Katherine E. Fleming-Dutra, MD, from the US Centers for Disease Control and Prevention in Atlanta, and colleagues examined the association of symptomatic infection with prior BNT162b2 vaccination to estimate VE during omicron predominance. The analysis included children aged 5 to 11 and 12 to 15 years with COVID-19-like illness from December 26, 2021, to February 21, 2022.

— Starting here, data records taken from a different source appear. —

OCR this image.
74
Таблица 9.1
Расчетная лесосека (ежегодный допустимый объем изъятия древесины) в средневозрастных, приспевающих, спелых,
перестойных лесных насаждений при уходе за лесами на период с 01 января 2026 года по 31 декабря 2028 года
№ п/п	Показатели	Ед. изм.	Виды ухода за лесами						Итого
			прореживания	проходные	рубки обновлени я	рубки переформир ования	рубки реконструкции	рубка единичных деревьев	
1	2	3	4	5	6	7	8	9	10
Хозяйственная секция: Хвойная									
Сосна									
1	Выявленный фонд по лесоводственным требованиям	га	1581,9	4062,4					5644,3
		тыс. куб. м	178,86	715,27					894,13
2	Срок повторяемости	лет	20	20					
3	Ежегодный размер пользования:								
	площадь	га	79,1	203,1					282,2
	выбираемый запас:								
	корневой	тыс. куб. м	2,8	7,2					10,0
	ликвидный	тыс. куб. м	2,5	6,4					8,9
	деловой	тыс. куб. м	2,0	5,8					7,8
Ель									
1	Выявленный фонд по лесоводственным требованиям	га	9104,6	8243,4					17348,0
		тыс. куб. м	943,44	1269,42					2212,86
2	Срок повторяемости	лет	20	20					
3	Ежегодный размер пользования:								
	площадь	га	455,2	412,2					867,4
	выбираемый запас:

A total of 30,999 test-positive cases and 43,209 test-negative controls were included from children aged 5 to 11 years, in addition to 22,273 and 25,471 test-positive cases and test-negative controls, respectively, from adolescents aged 12 to 15 years. The researchers found that at 2 to 4 weeks after dose 2, the adjusted odds ratio was 0.40 for both children and adolescents, with estimated VE of 60.1 and 59.5%, respectively. During month 2 after dose 2, the corresponding odds ratios were 0.71 and 0.83 among children and adolescents, with estimated VE of 28.9 and 16.6%, respectively. Among adolescents, the odds ratio was 0.29 for the 2 to 6.5 weeks after the booster dose, with estimated VE of 71.1%.

“While estimated VE against symptomatic infection is an important end point to inform nonpharmaceutical intervention policy decisions and can provide an early warning signal of declining VE, estimated VE against severe disease is needed for children and adolescents during omicron variant predominance,” the authors write.